The puppet is not hidden behind a character, the puppeteer is not concealed behind the puppet. Both of them appear on stage as those that each of them are.

And nonetheless, ever since its archaic origins as a ritual object the puppet has been a way of accessing the other, just like the mask; a complex object with which the invisible becomes visible, with which the absent can be accessed. And this original function of the puppet is also there in Hero, an absolutely contemporary piece purely of the present: here the other of the puppet is the puppeteer himself. By simply being there and being itself, the puppet sets the puppeteer free. In this free relation, the puppeteer isn’t playing the puppet, but with it. In the playful space between him and it, he becomes visible, his face and his body appear. The puppeteer turns out to be himself.

He*she become who he*she is: becoming themselves is becoming an other. The other is the hero*the heroine of the piece.

There’s a scene in Hero which comes out of the stage set, a large piece of fabric that hangs down to the ground slightly to the right of the centre of the stage. It looks like a narrow high tent, the material is dense and has an organic structure, it’s similar to skin, but is permeable to light.

Towards the end of the piece, the puppeteer and the puppet are inside this space formed by fabric. They’re enclosed in it. A video image is projected onto the fabric, it shows the outline of a body, gently moving. Behind the fabric, one can also see the vague outlines of the puppeteer and the puppet, one senses it more than one sees it: the puppeteer is changing the puppet’s costume.
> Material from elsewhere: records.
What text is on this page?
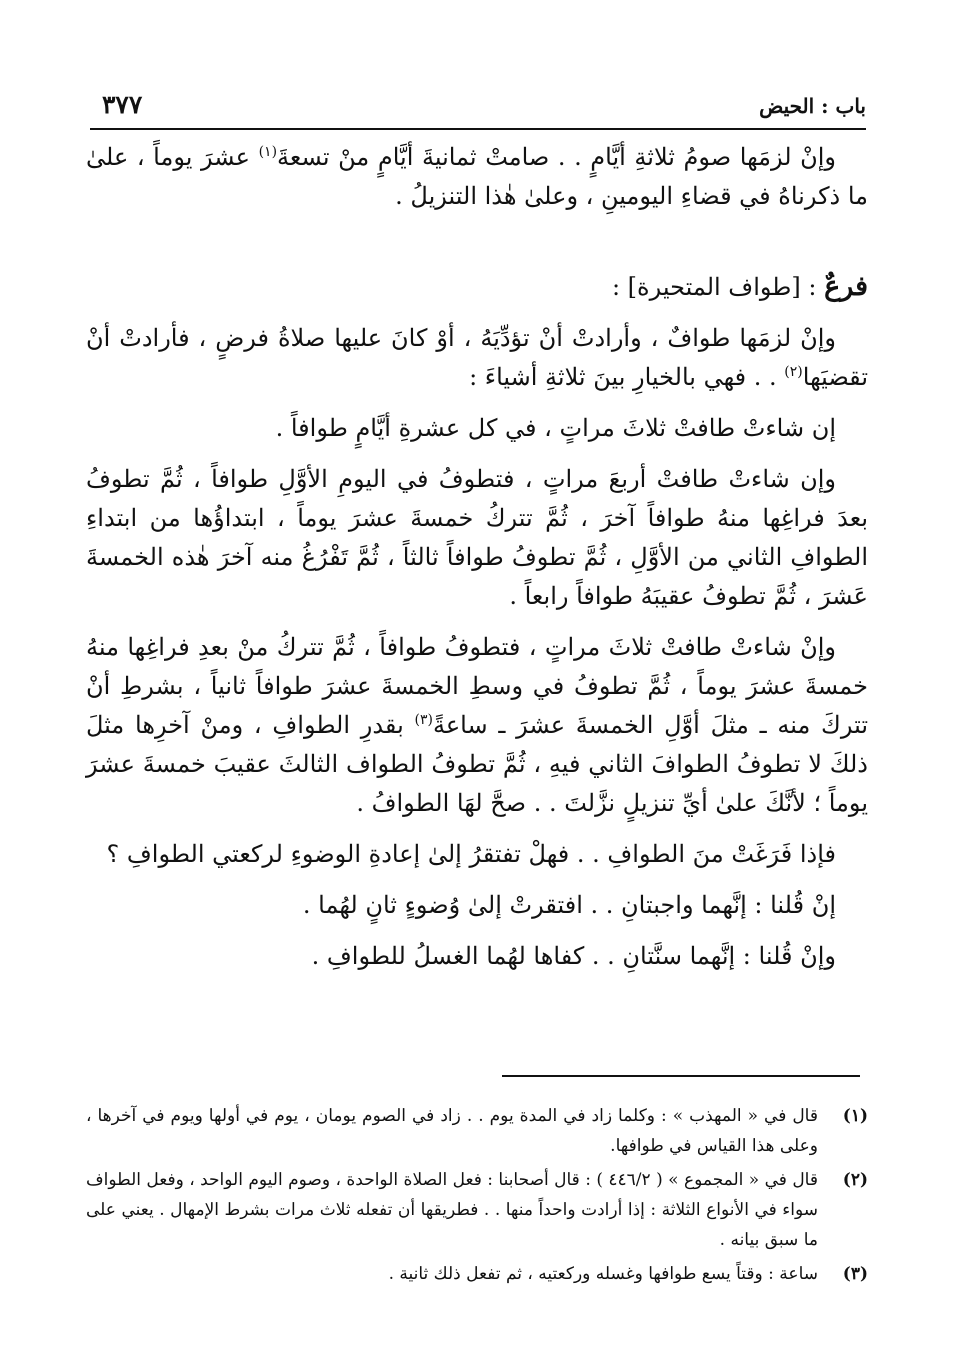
باب : الحيض
٣٧٧

وإنْ لزمَها صومُ ثلاثةِ أيَّامٍ . . صامتْ ثمانيةَ أيَّامٍ منْ تسعةَ$^{(١)}$ عشرَ يوماً ، علىٰ ما ذكرناهُ في قضاءِ اليومينِ ، وعلىٰ هٰذا التنزيلُ .

فرعٌ : [طواف المتحيرة] :

وإنْ لزمَها طوافٌ ، وأرادتْ أنْ تؤدِّيَهُ ، أوْ كانَ عليها صلاةُ فرضٍ ، فأرادتْ أنْ تقضيَها$^{(٢)}$ . . فهي بالخيارِ بينَ ثلاثةِ أشياءَ :

إن شاءتْ طافتْ ثلاثَ مراتٍ ، في كل عشرةِ أيَّامٍ طوافاً .

وإن شاءتْ طافتْ أربعَ مراتٍ ، فتطوفُ في اليومِ الأوَّلِ طوافاً ، ثُمَّ تطوفُ بعدَ فراغِها منهُ طوافاً آخرَ ، ثُمَّ تتركُ خمسةَ عشرَ يوماً ، ابتداؤُها من ابتداءِ الطوافِ الثاني من الأوَّلِ ، ثُمَّ تطوفُ طوافاً ثالثاً ، ثُمَّ تَفْرُغُ منه آخرَ هٰذه الخمسةَ عَشرَ ، ثُمَّ تطوفُ عقيبَهُ طوافاً رابعاً .

وإنْ شاءتْ طافتْ ثلاثَ مراتٍ ، فتطوفُ طوافاً ، ثُمَّ تتركُ منْ بعدِ فراغِها منهُ خمسةَ عشرَ يوماً ، ثُمَّ تطوفُ في وسطِ الخمسةَ عشرَ طوافاً ثانياً ، بشرطِ أنْ تتركَ منه ـ مثلَ أوَّلِ الخمسةَ عشرَ ـ ساعةً$^{(٣)}$ بقدرِ الطوافِ ، ومنْ آخرِها مثلَ ذلكَ لا تطوفُ الطوافَ الثاني فيهِ ، ثُمَّ تطوفُ الطواف الثالثَ عقيبَ خمسةَ عشرَ يوماً ؛ لأنَّكَ علىٰ أيِّ تنزيلٍ نزَّلتَ . . صحَّ لهَا الطوافُ .

فإذا فَرَغَتْ منَ الطوافِ . . فهلْ تفتقرُ إلىٰ إعادةِ الوضوءِ لركعتي الطوافِ ؟

إنْ قُلنا : إنَّهما واجبتانِ . . افتقرتْ إلىٰ وُضوءٍ ثانٍ لهُما .

وإنْ قُلنا : إنَّهما سنَّتانِ . . كفاها لهُما الغسلُ للطوافِ .

(١)
قال في « المهذب » : وكلما زاد في المدة يوم . . زاد في الصوم يومان ، يوم في أولها ويوم في آخرها ، وعلى هذا القياس في طوافها.
(٢)
قال في « المجموع » ( ٤٤٦/٢ ) : قال أصحابنا : فعل الصلاة الواحدة ، وصوم اليوم الواحد ، وفعل الطواف سواء في الأنواع الثلاثة : إذا أرادت واحداً منها . . فطريقها أن تفعله ثلاث مرات بشرط الإمهال . يعني على ما سبق بيانه .
(٣)
ساعة : وقتاً يسع طوافها وغسله وركعتيه ، ثم تفعل ذلك ثانية .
The two of them emerge again, the puppet is wearing a cloak, its arms, its head, its hair, previously visible, are now covered. Shortly afterwards, after a moment in complete darkness, one sees the puppeteer without the hoodie he’s been wearing up until now, his arms, his head, his hair, his face are now clearly visible. The puppet is cloaked, the puppeteer is exposed.

The end blends inside and outside, curtain and cloak, projection and body, puppet and puppeteer. The change takes place, in the one and in the other at the same time, displayed and hidden.

The piece of fabric that hangs down onto the stage, behind which a piece fabric is draped around a body and in front of which a piece of fabric is laid down, like everything else in this piece, is exactly what it is. It exposes the theatre itself once more: curtain and costume. The stage is the site of transformation par excellence.